If we were to watch only two minutes of the middle of a television program, it would make little sense.  It would be a disconnected event.
If we were to watch a weaver sewing a tapestry for only a few moments, and focused on only a small piece of work, it would not look beautiful.  It would look like a few peculiar threads randomly placed.
How often we use that same, limited perspective to look at our life -- especially when we are going through a difficult time.
We can learn to have perspective when we are going through those confusing, difficult learning times.  When we are being pelleted by events that make us feel, think, and question, we are in the midst of learning something important.
We can trust that something valuable is being worked out in us -- even when things are difficult, even when we cannot get our bearings.  Insight and clarity do not come until we have mastered our lesson.
Faith is like a muscle.  It must be exercised to grow strong.  Repeated experiences of having to trust what we can't see and repeated experiences of learning to trust that things will work out, are what makes our faith muscles grow more strong.

Today, I will trust that the events in my life are not random.  My experiences are not a mistake.  The Universe, my Higher Power, and life are not picking on me.  I am going through what I need to go through to learn something valuable, something that will prepare me for the joy and love I am seeking.

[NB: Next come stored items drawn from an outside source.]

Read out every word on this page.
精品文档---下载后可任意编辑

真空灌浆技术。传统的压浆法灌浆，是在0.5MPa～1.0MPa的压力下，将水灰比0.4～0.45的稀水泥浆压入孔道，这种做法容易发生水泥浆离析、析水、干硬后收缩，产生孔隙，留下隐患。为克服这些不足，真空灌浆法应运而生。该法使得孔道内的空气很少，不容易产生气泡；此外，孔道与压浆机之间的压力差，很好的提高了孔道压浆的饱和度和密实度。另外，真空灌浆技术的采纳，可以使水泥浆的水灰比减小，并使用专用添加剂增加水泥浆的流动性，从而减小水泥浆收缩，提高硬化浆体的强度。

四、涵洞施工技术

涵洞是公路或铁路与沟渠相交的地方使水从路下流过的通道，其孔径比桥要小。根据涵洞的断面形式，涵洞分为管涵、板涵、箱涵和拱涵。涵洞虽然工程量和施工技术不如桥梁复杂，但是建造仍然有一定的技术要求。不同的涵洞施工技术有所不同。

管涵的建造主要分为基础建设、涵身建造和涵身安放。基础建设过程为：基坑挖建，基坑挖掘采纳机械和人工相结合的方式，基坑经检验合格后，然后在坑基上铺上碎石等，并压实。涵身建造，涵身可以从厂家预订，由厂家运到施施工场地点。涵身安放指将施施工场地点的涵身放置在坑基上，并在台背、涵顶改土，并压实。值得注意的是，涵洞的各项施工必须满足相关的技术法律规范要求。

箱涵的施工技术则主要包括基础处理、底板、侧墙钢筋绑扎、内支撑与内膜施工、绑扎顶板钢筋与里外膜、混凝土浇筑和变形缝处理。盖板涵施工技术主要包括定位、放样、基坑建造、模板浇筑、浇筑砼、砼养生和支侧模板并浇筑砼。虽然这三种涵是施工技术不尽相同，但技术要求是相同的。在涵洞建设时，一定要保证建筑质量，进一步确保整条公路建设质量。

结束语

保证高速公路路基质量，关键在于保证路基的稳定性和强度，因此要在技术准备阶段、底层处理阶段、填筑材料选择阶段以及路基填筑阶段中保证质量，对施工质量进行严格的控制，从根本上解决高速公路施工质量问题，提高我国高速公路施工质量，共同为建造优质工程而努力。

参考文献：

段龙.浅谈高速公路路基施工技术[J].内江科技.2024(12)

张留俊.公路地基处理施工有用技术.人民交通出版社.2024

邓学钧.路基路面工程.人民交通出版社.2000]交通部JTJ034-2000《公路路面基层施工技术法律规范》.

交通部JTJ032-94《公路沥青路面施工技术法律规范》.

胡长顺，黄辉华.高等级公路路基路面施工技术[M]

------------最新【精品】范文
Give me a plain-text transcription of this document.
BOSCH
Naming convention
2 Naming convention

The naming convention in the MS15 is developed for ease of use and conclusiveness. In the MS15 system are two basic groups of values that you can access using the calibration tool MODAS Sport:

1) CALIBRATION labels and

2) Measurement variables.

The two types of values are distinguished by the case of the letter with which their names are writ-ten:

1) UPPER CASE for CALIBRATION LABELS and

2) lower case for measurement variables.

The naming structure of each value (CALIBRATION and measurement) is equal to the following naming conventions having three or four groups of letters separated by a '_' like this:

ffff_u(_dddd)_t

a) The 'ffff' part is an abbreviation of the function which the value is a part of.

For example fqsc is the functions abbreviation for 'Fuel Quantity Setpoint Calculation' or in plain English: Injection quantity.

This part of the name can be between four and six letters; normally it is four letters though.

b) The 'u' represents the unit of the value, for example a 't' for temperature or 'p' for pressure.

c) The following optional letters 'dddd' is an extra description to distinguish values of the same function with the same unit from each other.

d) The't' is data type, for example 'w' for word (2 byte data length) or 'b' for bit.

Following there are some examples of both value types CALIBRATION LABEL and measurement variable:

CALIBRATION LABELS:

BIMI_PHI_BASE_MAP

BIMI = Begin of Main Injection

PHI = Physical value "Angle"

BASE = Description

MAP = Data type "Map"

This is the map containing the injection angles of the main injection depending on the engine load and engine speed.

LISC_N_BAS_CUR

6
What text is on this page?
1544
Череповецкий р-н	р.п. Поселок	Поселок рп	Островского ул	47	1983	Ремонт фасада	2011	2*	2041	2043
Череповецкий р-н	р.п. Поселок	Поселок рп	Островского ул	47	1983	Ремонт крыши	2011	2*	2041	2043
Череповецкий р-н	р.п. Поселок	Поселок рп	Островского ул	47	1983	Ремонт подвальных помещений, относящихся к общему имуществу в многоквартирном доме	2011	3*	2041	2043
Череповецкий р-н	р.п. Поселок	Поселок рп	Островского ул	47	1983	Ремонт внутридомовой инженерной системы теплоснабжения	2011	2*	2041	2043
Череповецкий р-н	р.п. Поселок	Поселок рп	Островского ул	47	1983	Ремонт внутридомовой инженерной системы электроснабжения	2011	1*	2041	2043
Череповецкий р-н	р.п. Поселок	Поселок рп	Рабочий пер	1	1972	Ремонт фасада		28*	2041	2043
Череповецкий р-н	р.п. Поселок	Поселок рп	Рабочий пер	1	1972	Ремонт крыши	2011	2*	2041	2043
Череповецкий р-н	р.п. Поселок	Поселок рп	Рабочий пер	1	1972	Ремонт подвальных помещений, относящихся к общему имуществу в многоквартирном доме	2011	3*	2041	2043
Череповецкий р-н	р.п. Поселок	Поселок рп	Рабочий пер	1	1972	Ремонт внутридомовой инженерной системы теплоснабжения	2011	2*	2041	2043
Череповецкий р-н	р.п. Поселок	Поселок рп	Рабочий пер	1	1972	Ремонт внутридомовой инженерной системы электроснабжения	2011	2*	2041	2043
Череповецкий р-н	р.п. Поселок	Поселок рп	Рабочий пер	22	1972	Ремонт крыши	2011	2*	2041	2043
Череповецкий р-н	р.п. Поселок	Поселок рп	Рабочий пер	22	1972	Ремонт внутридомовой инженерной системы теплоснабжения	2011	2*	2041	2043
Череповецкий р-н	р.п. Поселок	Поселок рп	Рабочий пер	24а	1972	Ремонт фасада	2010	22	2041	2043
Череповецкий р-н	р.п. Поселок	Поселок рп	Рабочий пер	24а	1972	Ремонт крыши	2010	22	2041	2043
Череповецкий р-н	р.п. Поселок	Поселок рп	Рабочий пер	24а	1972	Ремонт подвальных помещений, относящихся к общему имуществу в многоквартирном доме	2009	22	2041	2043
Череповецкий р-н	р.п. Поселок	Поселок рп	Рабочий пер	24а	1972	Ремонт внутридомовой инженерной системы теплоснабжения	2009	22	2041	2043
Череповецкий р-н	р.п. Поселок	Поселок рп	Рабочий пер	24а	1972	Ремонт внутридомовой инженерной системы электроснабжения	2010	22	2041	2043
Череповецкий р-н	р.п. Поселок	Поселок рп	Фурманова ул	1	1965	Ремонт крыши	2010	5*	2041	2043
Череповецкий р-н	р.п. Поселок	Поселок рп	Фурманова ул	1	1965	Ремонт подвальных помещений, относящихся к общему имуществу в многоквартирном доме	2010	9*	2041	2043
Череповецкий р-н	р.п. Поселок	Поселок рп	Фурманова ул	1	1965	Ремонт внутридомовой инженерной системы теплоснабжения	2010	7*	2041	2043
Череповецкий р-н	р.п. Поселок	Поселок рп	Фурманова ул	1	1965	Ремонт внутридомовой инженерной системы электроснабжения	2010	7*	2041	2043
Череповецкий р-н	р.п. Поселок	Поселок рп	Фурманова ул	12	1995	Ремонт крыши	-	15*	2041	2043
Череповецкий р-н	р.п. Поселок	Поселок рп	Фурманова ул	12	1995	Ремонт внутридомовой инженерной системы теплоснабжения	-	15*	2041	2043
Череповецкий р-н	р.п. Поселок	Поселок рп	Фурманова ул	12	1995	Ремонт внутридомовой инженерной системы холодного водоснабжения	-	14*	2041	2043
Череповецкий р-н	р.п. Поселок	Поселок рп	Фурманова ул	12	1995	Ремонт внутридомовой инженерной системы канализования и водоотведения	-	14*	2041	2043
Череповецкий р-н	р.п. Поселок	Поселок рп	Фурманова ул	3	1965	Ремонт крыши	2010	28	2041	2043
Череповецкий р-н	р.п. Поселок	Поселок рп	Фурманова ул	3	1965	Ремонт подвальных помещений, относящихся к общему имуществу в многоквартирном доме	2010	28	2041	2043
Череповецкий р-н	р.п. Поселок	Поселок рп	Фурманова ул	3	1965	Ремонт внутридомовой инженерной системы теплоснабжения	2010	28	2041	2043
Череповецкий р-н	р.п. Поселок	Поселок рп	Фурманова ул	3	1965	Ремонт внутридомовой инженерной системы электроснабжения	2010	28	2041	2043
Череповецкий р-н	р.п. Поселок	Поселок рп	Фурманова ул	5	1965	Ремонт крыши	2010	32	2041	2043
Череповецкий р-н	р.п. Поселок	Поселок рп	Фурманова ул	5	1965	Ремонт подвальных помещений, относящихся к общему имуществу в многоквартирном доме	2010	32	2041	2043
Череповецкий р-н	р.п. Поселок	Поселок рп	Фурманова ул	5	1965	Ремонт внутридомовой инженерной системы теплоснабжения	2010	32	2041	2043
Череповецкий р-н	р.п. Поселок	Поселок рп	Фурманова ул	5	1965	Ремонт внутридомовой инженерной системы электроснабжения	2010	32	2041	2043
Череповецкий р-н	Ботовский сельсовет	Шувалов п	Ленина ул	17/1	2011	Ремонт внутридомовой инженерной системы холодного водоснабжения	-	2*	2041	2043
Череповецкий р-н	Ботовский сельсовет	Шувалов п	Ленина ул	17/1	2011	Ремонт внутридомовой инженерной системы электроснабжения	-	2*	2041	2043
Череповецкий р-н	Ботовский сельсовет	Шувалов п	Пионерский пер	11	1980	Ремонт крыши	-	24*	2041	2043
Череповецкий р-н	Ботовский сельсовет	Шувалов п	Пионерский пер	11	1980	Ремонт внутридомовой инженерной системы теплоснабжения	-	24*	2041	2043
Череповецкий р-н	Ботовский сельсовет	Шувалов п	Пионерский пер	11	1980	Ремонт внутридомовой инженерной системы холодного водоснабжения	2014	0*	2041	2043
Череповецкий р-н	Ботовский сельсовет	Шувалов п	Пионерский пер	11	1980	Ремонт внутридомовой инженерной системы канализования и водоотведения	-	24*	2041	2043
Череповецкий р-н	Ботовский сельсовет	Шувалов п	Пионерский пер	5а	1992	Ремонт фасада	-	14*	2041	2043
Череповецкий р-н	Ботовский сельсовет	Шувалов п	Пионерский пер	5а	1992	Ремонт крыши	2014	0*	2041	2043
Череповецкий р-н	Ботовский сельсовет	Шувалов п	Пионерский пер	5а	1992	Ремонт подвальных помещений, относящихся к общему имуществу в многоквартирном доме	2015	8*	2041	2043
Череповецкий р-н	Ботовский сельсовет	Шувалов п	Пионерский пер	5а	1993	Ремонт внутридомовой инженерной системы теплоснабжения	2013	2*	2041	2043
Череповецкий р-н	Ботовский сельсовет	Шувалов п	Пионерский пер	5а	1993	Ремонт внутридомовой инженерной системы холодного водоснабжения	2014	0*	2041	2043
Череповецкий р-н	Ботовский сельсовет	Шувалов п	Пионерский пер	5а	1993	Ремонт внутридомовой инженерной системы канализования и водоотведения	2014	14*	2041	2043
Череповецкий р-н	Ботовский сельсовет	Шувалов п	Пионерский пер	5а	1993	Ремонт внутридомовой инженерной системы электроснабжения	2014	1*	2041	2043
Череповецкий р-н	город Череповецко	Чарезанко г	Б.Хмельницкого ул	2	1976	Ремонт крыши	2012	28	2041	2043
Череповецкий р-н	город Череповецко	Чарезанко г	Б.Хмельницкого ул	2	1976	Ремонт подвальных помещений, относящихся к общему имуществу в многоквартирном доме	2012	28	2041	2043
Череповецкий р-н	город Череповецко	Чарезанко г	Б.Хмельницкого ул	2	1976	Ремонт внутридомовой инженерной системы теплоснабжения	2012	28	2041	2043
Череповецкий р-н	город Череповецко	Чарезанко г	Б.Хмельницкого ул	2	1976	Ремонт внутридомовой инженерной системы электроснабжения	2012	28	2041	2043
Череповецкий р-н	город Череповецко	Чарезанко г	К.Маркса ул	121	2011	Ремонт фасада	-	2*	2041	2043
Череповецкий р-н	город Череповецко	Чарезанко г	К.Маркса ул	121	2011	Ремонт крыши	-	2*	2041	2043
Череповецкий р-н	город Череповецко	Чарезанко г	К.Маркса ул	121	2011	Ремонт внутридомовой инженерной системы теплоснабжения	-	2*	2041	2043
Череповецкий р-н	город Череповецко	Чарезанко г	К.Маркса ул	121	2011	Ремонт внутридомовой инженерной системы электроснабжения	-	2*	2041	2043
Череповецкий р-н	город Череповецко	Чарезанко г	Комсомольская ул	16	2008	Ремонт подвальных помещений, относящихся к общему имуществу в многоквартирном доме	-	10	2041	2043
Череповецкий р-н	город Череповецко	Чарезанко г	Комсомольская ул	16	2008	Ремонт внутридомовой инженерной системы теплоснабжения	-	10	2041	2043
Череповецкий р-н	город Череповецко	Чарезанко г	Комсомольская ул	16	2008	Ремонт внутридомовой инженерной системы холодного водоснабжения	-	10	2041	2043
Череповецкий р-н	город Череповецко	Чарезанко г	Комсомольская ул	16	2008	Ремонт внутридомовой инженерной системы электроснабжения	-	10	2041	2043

Thursday, October 24, 2013

Nostalgia

"In my life I have found nostalgia to be a very dangerous thing.  Unlike hindsight, which shows you your folly in a painful, morning-after clarity, nostalgia is a pretty store window into the past, smeared with Vaseline, all dreamy-looking.  If hindsight is 20/20, then nostalgia is a look back through rose-colored glasses.  Rose colored glasses that filter out all those pesky rays of truth, showing you happy times, usually much happier than they actually were, that are gone forever.  Sure, you'll be happy again in the future; you may even be happy in the present, but nostalgia takes you by the hand, leads you into the past, and shows you a happiness you'll never quite have again -- because you never really had it in the first place.  To most people nostalgia is sweet.  To me it is bitter and masochistic, but most of all, completely useless."